Information Minister Simon Khaya Moyo has issued a statement using a Zanu PF letterhead saying the ruling party will not succumb to threats and pressure from the army in Zimbabwe.

Zanu-PF spokesman Simon Khaya Moyo

This follows a dramatic two days in which first Zimbabwe Defence Forces commander Constantine Chiwenga warned of military intervention if Zanu PF kept purging liberation war fighters.

On Tuesday Zimbabweans witnessed four army tanks streaming into the capital Harare in a show of force.  The exact reasons for the soldiers going onto the streets was not clear.

Two other tanks parked beside the main road from Harare to Chinhoyi, about 20 km (14 miles) from the city. One, which was pointed in the direction of the capital, had come off its tracks.

Army tanks seen heading towards Harare
Army tanks seen heading towards Harare

Earlier on Tuesday the Zanu PF youth league accused the military chief of subverting the constitution for threatening to intervene after President Robert Mugabe plunged the country into crisis by sacking his Vice President Emmerson Mnangagwa last week.

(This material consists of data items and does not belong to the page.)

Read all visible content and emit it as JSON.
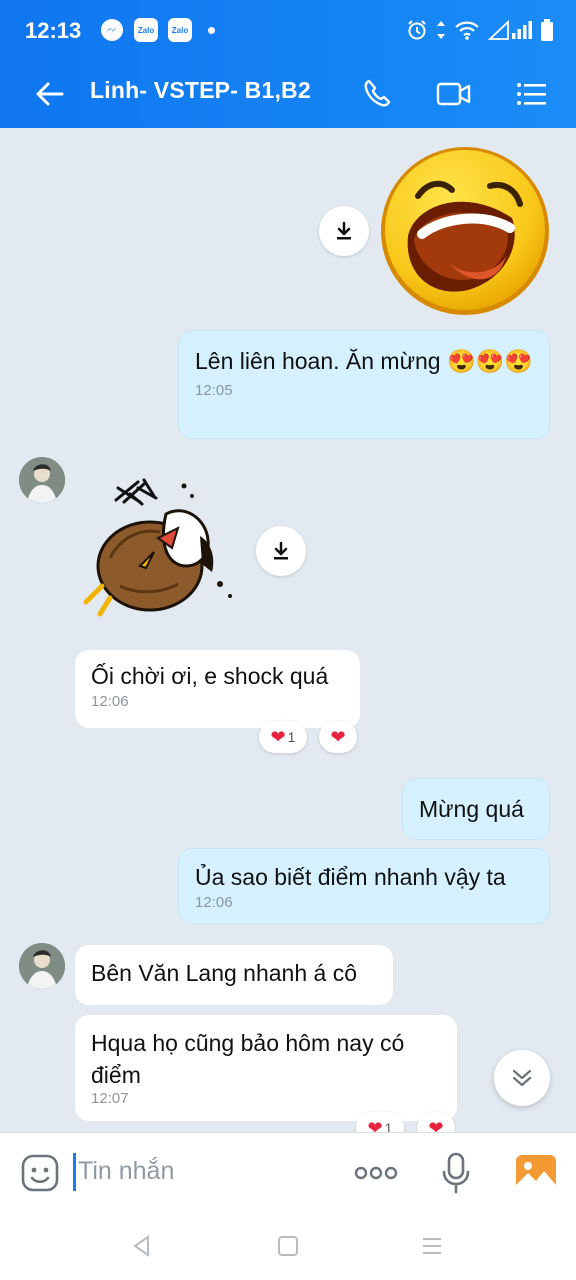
{
  "status_bar": {
    "time": "12:13",
    "apps": [
      "Zalo",
      "Zalo"
    ]
  },
  "header": {
    "title": "Linh- VSTEP- B1,B2"
  },
  "messages": {
    "m1": {
      "text": "Lên liên hoan. Ăn mừng 😍😍😍",
      "time": "12:05"
    },
    "m2": {
      "text": "Ối chời ơi, e shock quá",
      "time": "12:06"
    },
    "m2_reaction_count": "1",
    "m3": {
      "text": "Mừng quá"
    },
    "m4": {
      "text": "Ủa sao biết điểm nhanh vậy ta",
      "time": "12:06"
    },
    "m5": {
      "text": "Bên Văn Lang nhanh á cô"
    },
    "m6": {
      "text": "Hqua họ cũng bảo hôm nay có điểm",
      "time": "12:07"
    },
    "m6_reaction_count": "1"
  },
  "input": {
    "placeholder": "Tin nhắn"
  },
  "colors": {
    "header_blue": "#1a7cf0",
    "outgoing_bubble": "#d5f1ff",
    "incoming_bubble": "#ffffff",
    "chat_bg": "#e2e9f1",
    "reaction_heart": "#e8233f"
  }
}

In the statement issued later in the day Khaya Moyo effectively accused Chiwenga of treason and reminded him that the SADC region and African continent in general do not condone military coups.

“It is with humility and a heavy heart that we come before you to pronounce the indisputable reality that there is instability in Zanu-PF today and as a result anxiety in the country at large,” Chiwenga, 61, told reporters at the King George IV military barracks in the capital, Harare. 

“We must remind those behind the current treacherous shenanigans that when it comes to matters of protecting our revolution, the military will not hesitate to step in,” Chiwenga said in a statement read to reporters at the army headquarters.

“The current purging … targeting members of the party with a liberation background must stop forthwith.”

“This is a new and potentially dangerous twist to the politics of the country,” Eldred Masunungure, a professor of political science at the University of Zimbabwe, said by phone. “It’s the toxic insertion of the military and will sour relations between the military and government.”